In the Old Testament death (going down into sheol) had no way out. But Jesus did not need to die. Surely if Enoch and Elijah went straight to heaven without going through death, it would have been possible for the perfect Son of God to do so (Genesis 5:24; 2 Kings 2:11) But Jesus went voluntarily into his own death, a death caused by the sin of our world, with faith in the power of the Holy Spirit (John 10:18) to take him through to the other side. By that sacrificial death and resurrection death has lost its sting, and "the last Adam became a life-giving spirit" (1 Corinthians 15:45, 55).
This explanation in terms of the Spirit certainly does not exhaust the full meaning of Christ's sacrificial death, or the mystery of the Greek word hilastyrion in 3:25. In the conclusion we will need to see how other results of the cross, for example those set out in the Epistle to the Hebrews, relate to the model we are using.
3:26 The end of the verse could also be translated "the one who has the same faith as Jesus." If this was correct it would mean that Christian faith is the same as Jesus' faith in the power of the Spirit. It is faith not only to take us through death, but to triumph in all the other traumas and evils this side of death. This will connect with the idea of baptism into Jesus' death in 6:3-6.

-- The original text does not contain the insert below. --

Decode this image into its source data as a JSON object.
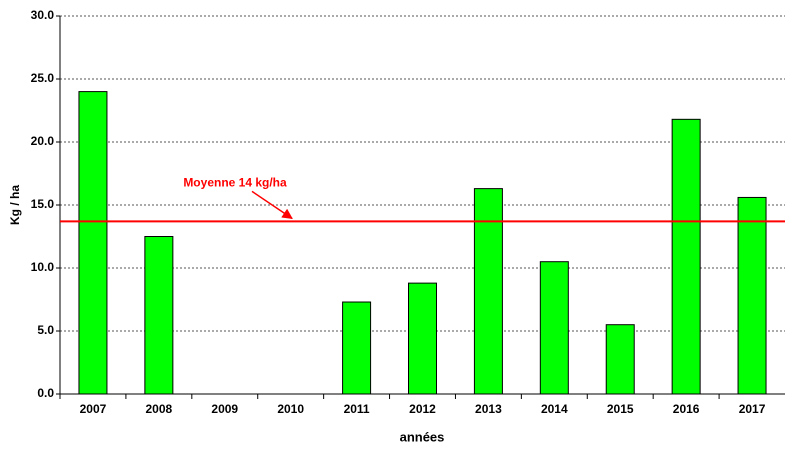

3:27-30 In the words of Harriet Auber's hymn about the work of the Spirit ("Our blest Redeemer"), "Every virtue we possess, and every victory won, and every thought of holiness, are his alone." That leaves no room for us to boast of our spiritual achievements (a fuller theology of this is set out in Ephesians 2:1-10). Also it means that all nations can be put right by faith alone without the rules of Jewish law (3:28-29; Galatians 3:1-5).
3:31 Does that overthrow the moral standards of the ten commandments? Certainly not. It is precisely by faith in the Son of God, and our openness to the power of the Spirit to change us, that we can produce the fruits that are required.